Update: Aha! John knows what I was thinking of -- this is not presocratic, but rather from Aristophanes' speech in the Symposium. Transcript here.
After the division the two parts of man, each desiring his other half, came together, and throwing their arms about one another, entwined in mutual embraces, longing to grow into one, they began to die from hunger and self-neglect, because they did not like to do anything apart; and when one of the halves died and the other survived, the survivor sought another mate, man or woman as we call them,--being the sections of entire men or women,--and clung to that.
See also, Hedwig and the Angry Inch's adaptation of Aristophanes' speech.
...And it occurs to me, apropos the previous post, that what makes The White Castle and The New Life less engaging than Pamuk's later novels, is precisely their aphoristic quality -- the characters seem very abstract, so that even though they have many specific, individuating attributes, I don't get a sense of them as personalities. One of the things I really loved in Snow and My Name is Red, was that all of the deep thinking was very firmly rooted in the concrete individuals telling and acting out the story.
Wednesday, February 6th, 2008
But we should search for the strange and surprising in the world, not within ourselves! To search within, to think so long and hard about our own selves, would only make us unhappy. This is what had happened to the characters in my story: for this reason heroes could never tolerate being themselves, for this reason they always wanted to be someone else.

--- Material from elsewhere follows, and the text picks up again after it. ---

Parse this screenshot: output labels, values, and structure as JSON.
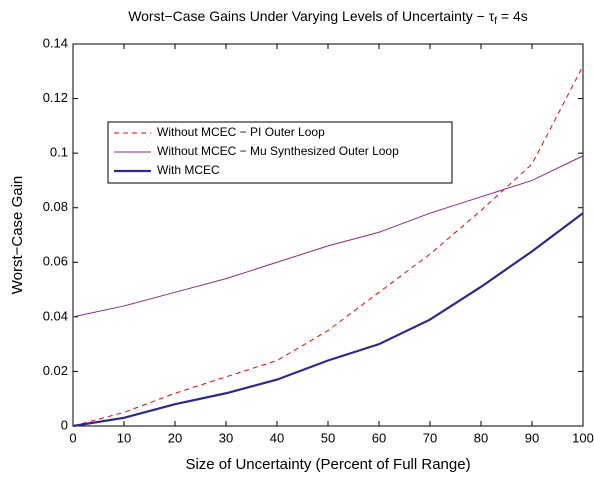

I have enjoyed the self-referential and pedantic qualities of The White Castle and have found ways to apply its lessons to my own mind; but in the end I don't think it quite works. Pamuk says what he is doing too often and too plainly for it generally to surprise; the lesson becomes dull through repetition. I find myself longing for humanity in the characters.
The narrator's assertion at the end of his story that some mystery remains in its pages, one which "intelligent readers" will seek out and devour, isn't really enough to recapture my attention -- it comes off as sort of patronizing. I am going to consider this book a piece from Pamuk's apprenticeship and treasure it more for the glimpses I can catch of his later work, than for the book itself.
Saturday, July 26th, 2008
So I'm reading the third chapter of Autobiographies of Orhan Pamuk (which concerns The Silent House) and thinking, the family name Darvinoğlu sounds awfully familiar -- was it the name of one of the characters in The Black Book? And then I start reading the fourth chapter, which concerns The White Castle, and get to the following passage, which makes the scales fall from my eyes:
It was Don Quixote that inspired [Pamuk] to present his own novel as an old manuscript found and translated into modern Turkish; once that was decided, it occurred to him that it would be amusing to have the manuscript found in the archives at Gebze and translated by none other than Faruk Darvinoğlu, the historian of The Silent House.
Oh! So the characters I was wondering about in the winter have earlier roots. Wild -- I wish The Silent House were available in an English translation.
McGaha also says that some critics faulted Holbrook, in her translation of The White Castle, for including the references to The Silent House without any explanation -- this seems a little weird to me. I can't see how she could have provided any explanation within the text; maybe an afterword should have been included. Doesn't seem like it would have made a huge difference in the reading experience.